Because you have cancelData in the props alongside cancelResponse, you have a discriminated union (even when the HOC doesn't provide a cancelData property), so you can define Props like this:

type Props =
    // First variant
    {
        cancelResponse: (arg: boolean) => Promise<unknown>;
        cancelData?: never;
    }
    |
    // Second variant
    {
        cancelResponse: (arg: { agreement: boolean; shiftId: string; userId: string }) => Promise<unknown>;
        cancelData: { shiftId: string; userId: string };
    };

(I'll explain about Promise<unknown> instead of Promise<void> in a moment, you probably don't need to make that change in your real code, but I did for the example.)

We need cancelData?: never; in the first variant because without it, we don't have a fully discriminated union. But we make it optional so HOCs that don't need it don't provide it (and thus use the simple (agreement: boolean) => Promise<unknown> signature).

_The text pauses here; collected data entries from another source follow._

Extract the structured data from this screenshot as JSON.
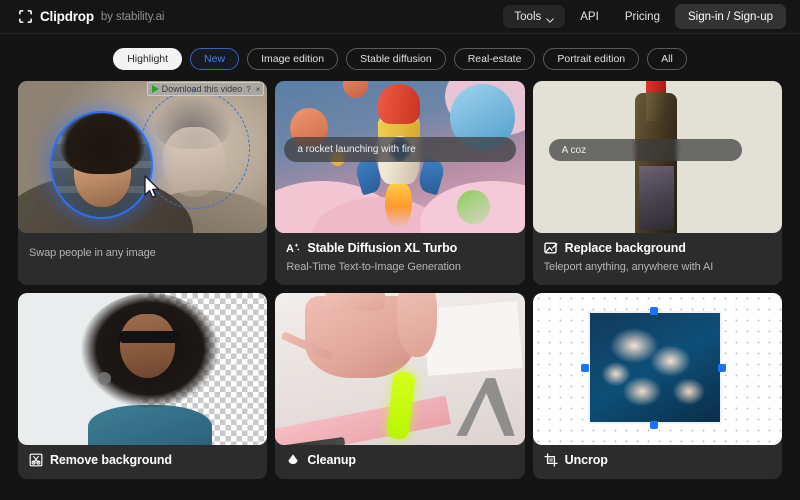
{
  "header": {
    "brand_name": "Clipdrop",
    "brand_by": "by stability.ai",
    "logo_icon": "clipdrop-brackets-icon",
    "nav": {
      "tools_label": "Tools",
      "tools_icon": "chevron-down-icon",
      "api_label": "API",
      "pricing_label": "Pricing",
      "signin_label": "Sign-in / Sign-up"
    }
  },
  "filters": [
    {
      "label": "Highlight",
      "state": "active"
    },
    {
      "label": "New",
      "state": "accent"
    },
    {
      "label": "Image edition",
      "state": "default"
    },
    {
      "label": "Stable diffusion",
      "state": "default"
    },
    {
      "label": "Real-estate",
      "state": "default"
    },
    {
      "label": "Portrait edition",
      "state": "default"
    },
    {
      "label": "All",
      "state": "default"
    }
  ],
  "downloader_overlay": {
    "label": "Download this video",
    "play_icon": "play-triangle-icon",
    "help_label": "?",
    "close_label": "×"
  },
  "cards": [
    {
      "title": "",
      "subtitle": "Swap people in any image",
      "icon": "",
      "media": "face-swap-preview"
    },
    {
      "title": "Stable Diffusion XL Turbo",
      "subtitle": "Real-Time Text-to-Image Generation",
      "icon": "magic-text-icon",
      "media": "rocket-generation-preview",
      "prompt": "a rocket launching with fire"
    },
    {
      "title": "Replace background",
      "subtitle": "Teleport anything, anywhere with AI",
      "icon": "image-edit-icon",
      "media": "wine-bottle-preview",
      "prompt": "A coz"
    },
    {
      "title": "Remove background",
      "subtitle": "",
      "icon": "scissors-icon",
      "media": "cutout-checkerboard-preview"
    },
    {
      "title": "Cleanup",
      "subtitle": "",
      "icon": "eraser-drop-icon",
      "media": "object-removal-preview"
    },
    {
      "title": "Uncrop",
      "subtitle": "",
      "icon": "crop-expand-icon",
      "media": "uncrop-canvas-preview"
    }
  ],
  "colors": {
    "page_bg": "#141414",
    "card_bg": "#2c2c2c",
    "accent_blue": "#4d7fe8",
    "chip_active_bg": "#f3f3f3",
    "handle_blue": "#1a73ff"
  }
}
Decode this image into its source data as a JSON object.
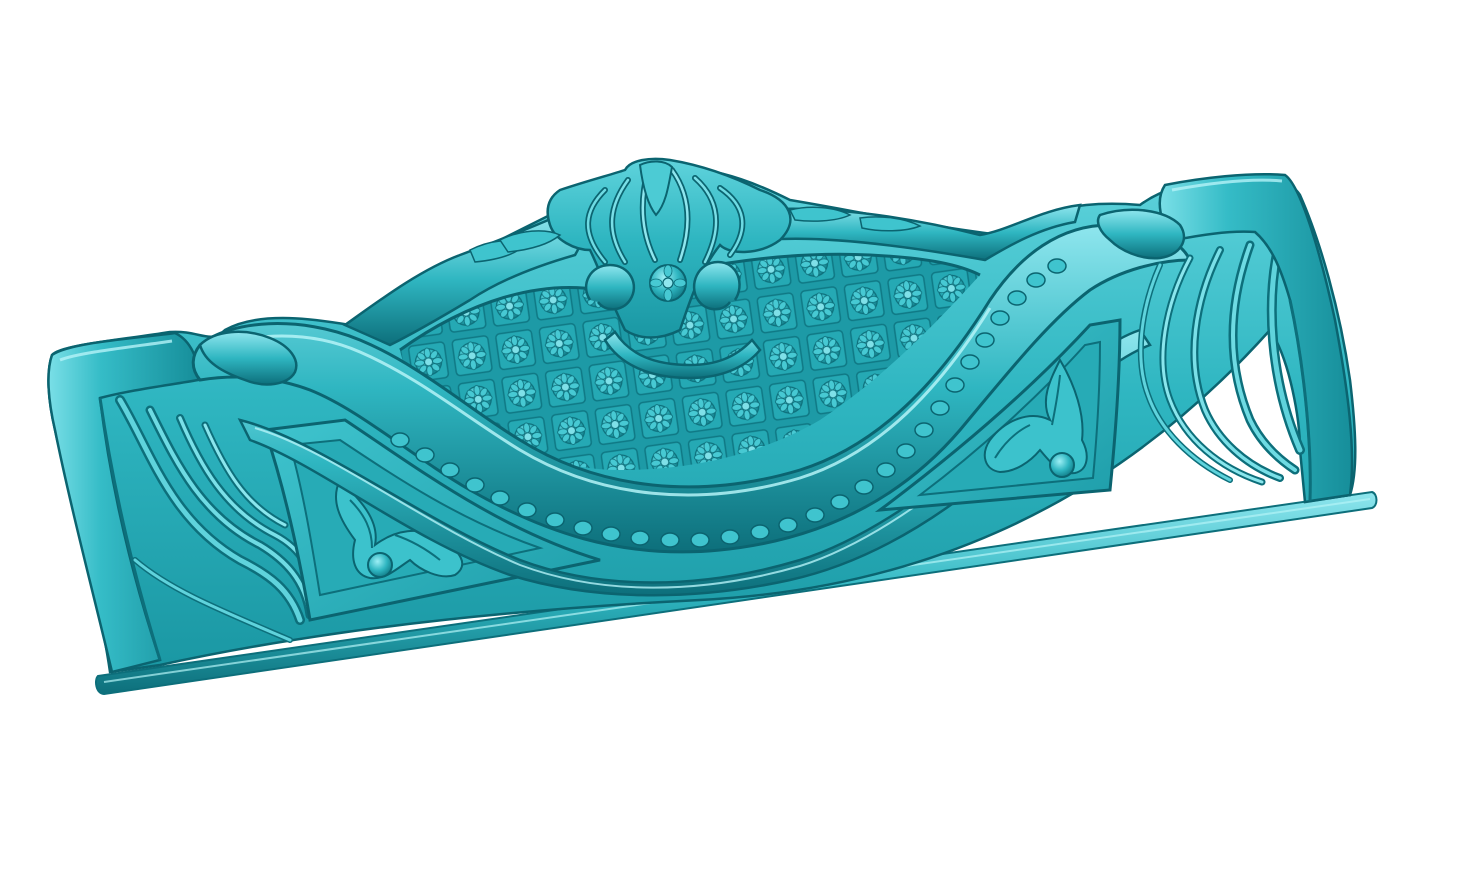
{
  "model": {
    "subject": "carved-headboard-relief",
    "render_style": "shaded-3d-relief",
    "colors": {
      "background": "#ffffff",
      "base": "#2fb6c1",
      "highlight": "#8fe6ee",
      "mid": "#1fa3af",
      "shadow": "#0d6f7b",
      "deep_shadow": "#075863"
    },
    "motifs": {
      "crest": "palmette-crest",
      "panel_pattern": "rosette-lattice",
      "side_panels": "draped-fabric-folds",
      "corner_ornaments": "acanthus-leaf-carvings",
      "edge_trim": "bead-and-scallop-trim"
    },
    "rosette_grid": {
      "rows": 5,
      "columns": 11
    }
  }
}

ChildComponent figures out which call to make based on cancelData:

const ChildComponent = (props: Props) => {
    const onCancelResponse = async (agreement: boolean) => {
        if (props.cancelData) {
            await props.cancelResponse({ agreement, ...props.cancelData });
        } else {
            await props.cancelResponse(agreement);
        }
    };

    return <button onClick={async () => onCancelResponse(true)}>Example</button>;
};

That makes both Hoc1 and Hoc2 work, and disallows this incorrect Hoc3:

// With an intentional error
const Hoc3 = () => {
    const cancelResponse = async (agreement: boolean) => {
        return mockCall(agreement);
    };

    return <ChildComponent cancelResponse={cancelResponse} cancelData={{shiftId: "1", userId: "2"}} />;
    //      ^−−−−− Error as desired, the provided `cancelResponse` has the wrong signature
};

Playground link

About Promise<unknown> rather than Promise<void> in the example: That's because in Hoc1 and Hoc2, your code was doing return mockCall(agreement); and mockCall didn't have a return type annotation so ends up with Promise<unknown>. You may not need that change, if the actual calls HOCs make do have the return type Promise<void>. If they do, you're good to go with your original Promise<void>, like this.